Reading Tabular Data into arrays
Overview
Teaching: 20 min
Exercises: 0 minQuestions
How can I read tabular data?
How can I save tabular data?
Objectives
Import the numpy library.
Use numpy to load a simple CSV data set.
Get some basic information about a numpy array.
Use the Numpy package to load data using the loadtxt
command
- Numpy provides the function loadtxt to read and parse numeric data from a text file.
- The file can be delimited with commas (a ‘comma separated file’), tabs, or other common delimiters
- Numerical data can be converted to floating point data or integers
- Headers and comments can be ignored during the reading of the file.
import numpy
data = numpy.loadtxt('data/galileo_flat.empty')
print(data)
[[1500. 1000.]
[1340. 828.]
[1328. 800.]
[1172. 600.]
[ 800. 300.]]
Read a comma separated file of data with headers
- If you have a delimiter in your file (a comma, tab, vertical line), specify that with the
delimiter
keyword. - If you use a comment character consistently, using the
comments
keyword. - If you have a header you want to skip, use
skiprows
data = numpy.loadtxt('data/galileo_flat.csv', comments="#", skiprows=2, delimiter=',')
print(data)
[[1500. 1000.]
[1340. 828.]
[1328. 800.]
[1172. 600.]
[ 800. 300.]]
Remember your data has the shape ROWS X COLUMNS
- Your data will be shaped with the rows first.
- You can change the order with
transpose
print("data shape is ",data.shape)
data shape is (5, 2)
Split the data into variables using unpack
- You can split data using the
unpack
keyword
D,H = numpy.loadtxt('data/galileo_flat.csv', comments="#", skiprows=2, delimiter=',',unpack=True)
print(D,H)
print("D shape is ",D.shape)
print("H shape is ",H.shape)
[1500. 1340. 1328. 1172. 800.] [1000. 828. 800. 600. 300.]
D shape is (5,)
H shape is (5,)
- You can split data after loading too
data = numpy.loadtxt('data/galileo_flat.csv', comments="#", skiprows=2, delimiter=',')
D,H = data.T
print(D,H)
print("D shape is ",D.shape)
print("H shape is ",H.shape)
[1500. 1340. 1328. 1172. 800.] [1000. 828. 800. 600. 300.]
D shape is (5,)
H shape is (5,)
Save data with numpy.savetxt
Saving text data is made possible with the savetxt
command. It mirrors the loadtxt
command
numpy.savetxt("data/mydata.txt", data, delimiter=',')
1.500000000000000000e+03,1.000000000000000000e+03
1.340000000000000000e+03,8.280000000000000000e+02
1.328000000000000000e+03,8.000000000000000000e+02
1.172000000000000000e+03,6.000000000000000000e+02
8.000000000000000000e+02,3.000000000000000000e+02
Control the data format with the fmt
keyword
- The default format for the data is floating point data with 16 digits
- You can change the format with the
fmt
keyword
numpy.savetxt("data/mydata2.txt", data, delimiter=',', fmt='%.6g')
1500,1000
1340,828
1328,800
1172,600
800,300
Add a header string with header
- Add header text to the file with the
header
keyword. - Include column titles in the
header
keyword.
header="Distance (D), Header(H)"
newdata = numpy.vstack([D,H]).T
numpy.savetxt("data/mydata3.txt", newdata, delimiter=', ', header=header, fmt='%.6g')
# Distance (D), Header(H)
1500, 1000
1340, 828
1328, 800
1172, 600
800, 300
More complex loadtxt commands can make your data more flexible
- Using the
dtype
keyword allows fine control over the types of data you read. - Using
dtype
allows you to ‘name’ your data columns and reference them with the name.

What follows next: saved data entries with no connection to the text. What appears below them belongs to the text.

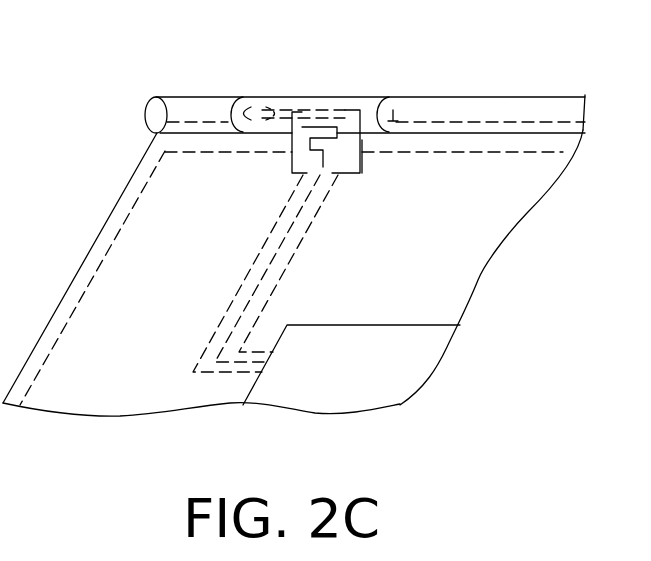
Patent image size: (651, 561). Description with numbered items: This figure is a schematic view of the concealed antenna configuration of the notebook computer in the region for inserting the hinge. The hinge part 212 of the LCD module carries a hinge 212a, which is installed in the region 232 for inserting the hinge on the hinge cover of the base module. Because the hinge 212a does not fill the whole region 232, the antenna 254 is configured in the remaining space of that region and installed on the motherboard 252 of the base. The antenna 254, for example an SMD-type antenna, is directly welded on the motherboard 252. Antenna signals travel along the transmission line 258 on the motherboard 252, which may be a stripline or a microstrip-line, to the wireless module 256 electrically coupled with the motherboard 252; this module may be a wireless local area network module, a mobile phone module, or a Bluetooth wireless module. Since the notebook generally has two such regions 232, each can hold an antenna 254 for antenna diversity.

The hinge part 212 is at (177, 108).
The hinge 212a is at (253, 108).
The region for inserting the hinge 232 is at (293, 96).
The motherboard 252 is at (108, 295).
The antenna 254 is at (338, 122).
The wireless module 256 is at (377, 325).
The transmission line 258 is at (318, 225).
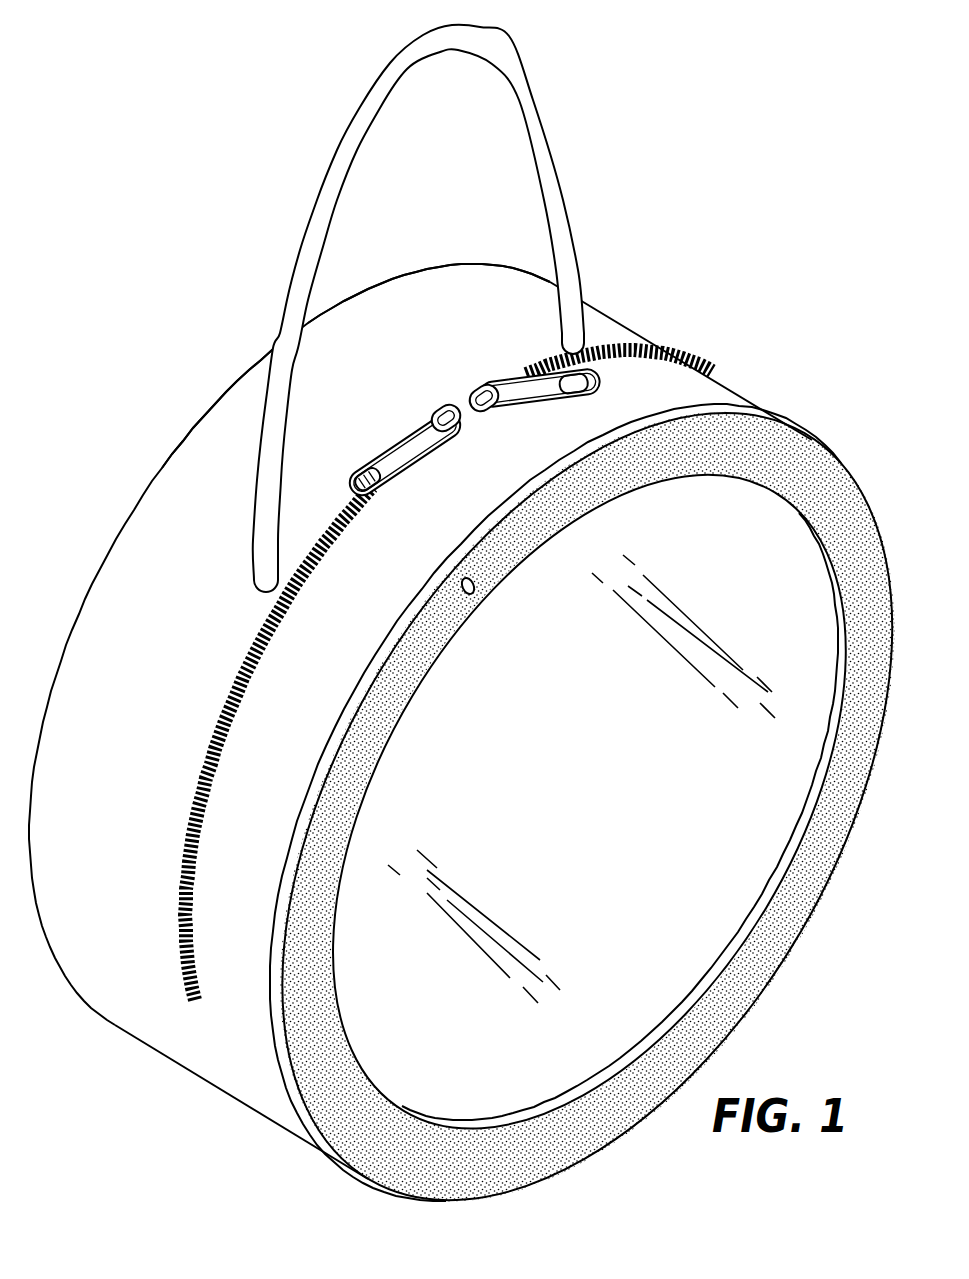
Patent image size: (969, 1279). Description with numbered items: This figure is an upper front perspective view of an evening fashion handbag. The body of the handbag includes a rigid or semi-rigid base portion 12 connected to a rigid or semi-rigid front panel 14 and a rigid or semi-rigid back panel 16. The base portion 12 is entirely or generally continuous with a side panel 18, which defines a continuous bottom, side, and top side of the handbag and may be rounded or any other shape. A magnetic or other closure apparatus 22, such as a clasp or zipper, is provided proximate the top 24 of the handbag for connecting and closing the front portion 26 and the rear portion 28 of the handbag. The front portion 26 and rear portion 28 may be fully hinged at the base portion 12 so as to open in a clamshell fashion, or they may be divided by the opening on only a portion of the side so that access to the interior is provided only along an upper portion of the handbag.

The base portion 12 is at (575, 1167).
The front panel 14 is at (748, 875).
The back panel 16 is at (132, 513).
The side panel 18 is at (513, 77).
The closure apparatus 22 is at (407, 450).
The top 24 is at (450, 287).
The front portion 26 is at (670, 395).
The rear portion 28 is at (233, 405).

data = numpy.loadtxt('data/galileo_flat.csv', comments="#", skiprows=2, delimiter=',',\
dtype={'names':("Distance","Height"), 'formats':('f4','f4')})

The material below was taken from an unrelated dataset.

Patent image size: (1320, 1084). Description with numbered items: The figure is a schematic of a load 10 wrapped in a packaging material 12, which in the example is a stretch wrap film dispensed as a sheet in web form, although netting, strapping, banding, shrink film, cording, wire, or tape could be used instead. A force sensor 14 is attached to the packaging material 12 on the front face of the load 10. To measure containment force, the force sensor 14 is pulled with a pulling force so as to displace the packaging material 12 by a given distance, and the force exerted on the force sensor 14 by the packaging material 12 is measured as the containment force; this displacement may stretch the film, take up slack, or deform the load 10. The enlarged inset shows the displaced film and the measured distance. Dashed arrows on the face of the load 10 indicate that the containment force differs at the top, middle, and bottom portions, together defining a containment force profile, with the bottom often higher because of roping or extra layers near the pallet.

print("data shape is ", data.shape)
print("Distance data is ", data["Distance"])
data shape is (5,)
Distance data is [1500. 1340. 1328. 1172. 800.]
Key Points
Use numpy.loadtxt library to load tabular data.
Use numpy.savetxt library to save tabular data.
Use delimiters to make your text file cleaner.
Use comments in your file to describe the contents.